"History is a wonderful thing, if only it was true"
-Tolstoy

Monday, March 01, 2010

Health Care

First, listened to Warren Buffett on CNBC this AM
One topic was Health Care, and reform.
Reading between the lines - scrap the Dem's plan, go for cost controls first, then include the currently uninsured.

One comment was that his partner Charlie Munger read a piece in New Yorker by Dr. Atul Gawande, and was so impressed that he sent a check for $20K just because he was so impressed by the ideas.

A few min ago I picked up the Feb 22 issues having dog-eared this to read.
Agree 100% - fix costs first, then expand coverage.
Some is really really simple shit - like wash your hands before operating !

Make a List. Check It Twice - BusinessWeek

"Dr. Atul Gawande, a surgeon and New Yorker writer, had a huge impact on the health-care reform debate last summer when he wrote about wide regional disparities in Medicare spending. The article focused on McAllen, Tex., one of the country's priciest health-care markets. Gawande's conclusion—that doctors in McAllen charge more not because their patients are sicker or their care is better but simply because they can—caught the attention of reform forces across the nation. President Barack Obama had his entire staff read it.

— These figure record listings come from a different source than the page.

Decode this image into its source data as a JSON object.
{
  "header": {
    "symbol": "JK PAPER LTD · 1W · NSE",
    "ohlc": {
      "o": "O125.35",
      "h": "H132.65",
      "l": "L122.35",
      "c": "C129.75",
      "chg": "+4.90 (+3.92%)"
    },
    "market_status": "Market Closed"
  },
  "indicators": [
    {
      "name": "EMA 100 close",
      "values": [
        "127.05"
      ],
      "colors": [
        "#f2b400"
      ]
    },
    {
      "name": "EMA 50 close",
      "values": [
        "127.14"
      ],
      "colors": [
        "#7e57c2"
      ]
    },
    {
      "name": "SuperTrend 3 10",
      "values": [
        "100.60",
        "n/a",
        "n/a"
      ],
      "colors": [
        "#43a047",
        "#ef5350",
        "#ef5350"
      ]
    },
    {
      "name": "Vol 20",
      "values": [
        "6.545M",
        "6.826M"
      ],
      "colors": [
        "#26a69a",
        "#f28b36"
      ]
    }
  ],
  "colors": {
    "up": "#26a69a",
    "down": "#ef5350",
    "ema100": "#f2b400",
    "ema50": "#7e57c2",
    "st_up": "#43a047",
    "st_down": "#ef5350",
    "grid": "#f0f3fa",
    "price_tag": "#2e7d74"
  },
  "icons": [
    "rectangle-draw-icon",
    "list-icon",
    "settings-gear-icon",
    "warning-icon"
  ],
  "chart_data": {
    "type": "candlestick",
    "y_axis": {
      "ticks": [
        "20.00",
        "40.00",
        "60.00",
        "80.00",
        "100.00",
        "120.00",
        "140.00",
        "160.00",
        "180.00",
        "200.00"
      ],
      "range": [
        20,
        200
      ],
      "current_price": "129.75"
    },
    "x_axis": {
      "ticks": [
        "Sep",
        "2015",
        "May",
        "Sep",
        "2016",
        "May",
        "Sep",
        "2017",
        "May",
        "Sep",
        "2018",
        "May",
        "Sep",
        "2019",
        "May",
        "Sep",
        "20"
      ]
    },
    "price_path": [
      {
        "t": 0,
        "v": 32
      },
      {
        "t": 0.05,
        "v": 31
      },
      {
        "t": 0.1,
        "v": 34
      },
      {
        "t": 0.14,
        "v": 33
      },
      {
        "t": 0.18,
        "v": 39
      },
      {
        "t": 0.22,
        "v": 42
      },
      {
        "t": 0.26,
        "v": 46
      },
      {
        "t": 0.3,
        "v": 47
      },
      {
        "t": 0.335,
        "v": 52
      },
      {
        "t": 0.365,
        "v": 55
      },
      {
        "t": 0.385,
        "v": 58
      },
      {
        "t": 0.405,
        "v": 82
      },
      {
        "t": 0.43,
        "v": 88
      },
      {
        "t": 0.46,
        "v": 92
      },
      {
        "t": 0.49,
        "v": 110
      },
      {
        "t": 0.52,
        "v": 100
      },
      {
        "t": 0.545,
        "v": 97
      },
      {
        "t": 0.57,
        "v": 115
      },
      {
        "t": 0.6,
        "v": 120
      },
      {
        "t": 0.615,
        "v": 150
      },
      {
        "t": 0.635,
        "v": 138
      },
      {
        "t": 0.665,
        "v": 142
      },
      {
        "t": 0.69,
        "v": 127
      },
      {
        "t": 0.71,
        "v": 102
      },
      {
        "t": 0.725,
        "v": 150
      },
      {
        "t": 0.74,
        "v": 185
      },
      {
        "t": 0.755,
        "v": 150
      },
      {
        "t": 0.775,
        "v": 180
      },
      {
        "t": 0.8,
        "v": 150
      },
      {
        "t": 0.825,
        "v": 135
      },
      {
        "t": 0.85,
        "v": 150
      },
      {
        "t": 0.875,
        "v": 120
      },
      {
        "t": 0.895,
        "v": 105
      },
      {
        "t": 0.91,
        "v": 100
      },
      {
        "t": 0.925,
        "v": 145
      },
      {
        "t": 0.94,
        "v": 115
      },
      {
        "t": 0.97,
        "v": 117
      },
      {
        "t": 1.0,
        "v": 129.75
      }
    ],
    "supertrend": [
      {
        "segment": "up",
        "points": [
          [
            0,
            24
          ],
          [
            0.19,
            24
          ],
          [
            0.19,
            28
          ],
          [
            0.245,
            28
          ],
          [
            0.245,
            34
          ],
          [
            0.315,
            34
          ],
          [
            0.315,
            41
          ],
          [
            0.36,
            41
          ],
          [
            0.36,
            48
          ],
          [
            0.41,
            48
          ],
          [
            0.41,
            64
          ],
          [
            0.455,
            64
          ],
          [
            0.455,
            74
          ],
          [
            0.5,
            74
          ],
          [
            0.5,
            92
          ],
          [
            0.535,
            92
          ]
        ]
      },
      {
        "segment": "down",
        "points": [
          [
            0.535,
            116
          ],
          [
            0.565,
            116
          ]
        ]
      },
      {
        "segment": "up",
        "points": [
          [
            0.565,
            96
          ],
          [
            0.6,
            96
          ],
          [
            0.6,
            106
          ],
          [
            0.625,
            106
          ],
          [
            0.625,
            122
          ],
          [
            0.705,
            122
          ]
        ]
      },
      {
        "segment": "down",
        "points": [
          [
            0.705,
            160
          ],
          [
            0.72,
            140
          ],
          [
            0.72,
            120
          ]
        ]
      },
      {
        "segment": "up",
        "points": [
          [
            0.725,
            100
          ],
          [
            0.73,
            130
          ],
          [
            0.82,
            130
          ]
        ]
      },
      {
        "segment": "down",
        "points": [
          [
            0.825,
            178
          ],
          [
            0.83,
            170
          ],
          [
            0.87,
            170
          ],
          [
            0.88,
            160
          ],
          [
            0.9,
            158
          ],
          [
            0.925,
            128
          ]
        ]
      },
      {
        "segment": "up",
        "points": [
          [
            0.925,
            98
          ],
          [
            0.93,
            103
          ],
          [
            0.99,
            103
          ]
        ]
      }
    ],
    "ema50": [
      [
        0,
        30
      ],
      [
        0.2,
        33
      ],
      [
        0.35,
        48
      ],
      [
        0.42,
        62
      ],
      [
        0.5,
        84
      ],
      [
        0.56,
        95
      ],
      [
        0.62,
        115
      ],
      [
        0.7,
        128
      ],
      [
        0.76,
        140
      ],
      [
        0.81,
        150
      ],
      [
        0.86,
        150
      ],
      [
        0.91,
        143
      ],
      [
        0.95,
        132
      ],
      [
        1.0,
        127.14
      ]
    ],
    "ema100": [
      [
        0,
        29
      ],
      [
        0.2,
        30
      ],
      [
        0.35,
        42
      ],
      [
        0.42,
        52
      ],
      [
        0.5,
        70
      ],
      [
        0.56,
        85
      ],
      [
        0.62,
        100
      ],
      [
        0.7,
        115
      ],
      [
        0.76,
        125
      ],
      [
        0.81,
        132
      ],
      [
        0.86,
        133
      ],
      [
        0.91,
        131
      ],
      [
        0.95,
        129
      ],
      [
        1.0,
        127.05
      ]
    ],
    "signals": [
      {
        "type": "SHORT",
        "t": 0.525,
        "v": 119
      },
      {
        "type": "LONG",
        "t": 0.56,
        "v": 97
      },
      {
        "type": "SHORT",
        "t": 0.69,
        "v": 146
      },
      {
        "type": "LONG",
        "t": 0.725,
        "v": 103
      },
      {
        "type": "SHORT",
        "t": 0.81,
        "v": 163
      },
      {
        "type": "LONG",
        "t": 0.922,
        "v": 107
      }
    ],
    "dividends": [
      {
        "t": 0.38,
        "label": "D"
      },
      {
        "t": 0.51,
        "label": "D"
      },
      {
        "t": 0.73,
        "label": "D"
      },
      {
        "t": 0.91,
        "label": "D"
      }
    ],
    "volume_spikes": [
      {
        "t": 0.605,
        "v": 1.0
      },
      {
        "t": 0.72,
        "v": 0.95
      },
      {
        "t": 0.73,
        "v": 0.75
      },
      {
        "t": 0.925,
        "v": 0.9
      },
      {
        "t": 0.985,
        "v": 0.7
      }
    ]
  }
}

Gawande may end up wielding influence again with his new book The Checklist Manifesto: How to Get Things Right. He starts the book by explaining how a simple five-item checklist in the operating room can dramatically reduce hospital-acquired infections, which kill 99,000 Americans a year."

and

Dr. Peter Pronovost, a critical care specialist at Johns Hopkins, devised his own operating room checklist in 2001. On a plain sheet of paper he wrote out five steps doctors and nurses in the OR should follow, all "no-brainers," as Gawande puts it: Wash your hands with soap, sterilize the patient's skin, put sterile drapes over the entire patient, wear a mask, gown, and gloves, and put a sterile dressing over incisions. Within a year the rate of infections related to IV tubes at the hospital went from 11% to zero. Only two such infections occurred over the next 15 months. Michigan instituted Pronovost's five steps in every hospital in the state, and within three months infections related to IV tube insertions dropped 66%.

Congress - PAY ATTENTION

1 comment:

Lauren said...

You should check the website of the organization my old org shared office space with. Peter Provonost did much work with them. It is a little confusing of a site, but they do good work.

http://www.ihi.org/ihi

Founder -Don Berwick, truly brilliant guy. They are all about improving quality, but this improves outcomes AND lowers cost when done right. Hand washing was a big thing there, as was checklists. They want Docs (like pilots, another highly trained arrogant profession) to embrace checklists too - also if something goes wrong with a medical pump, why can't we tell everyone else with one like we would with an airplane?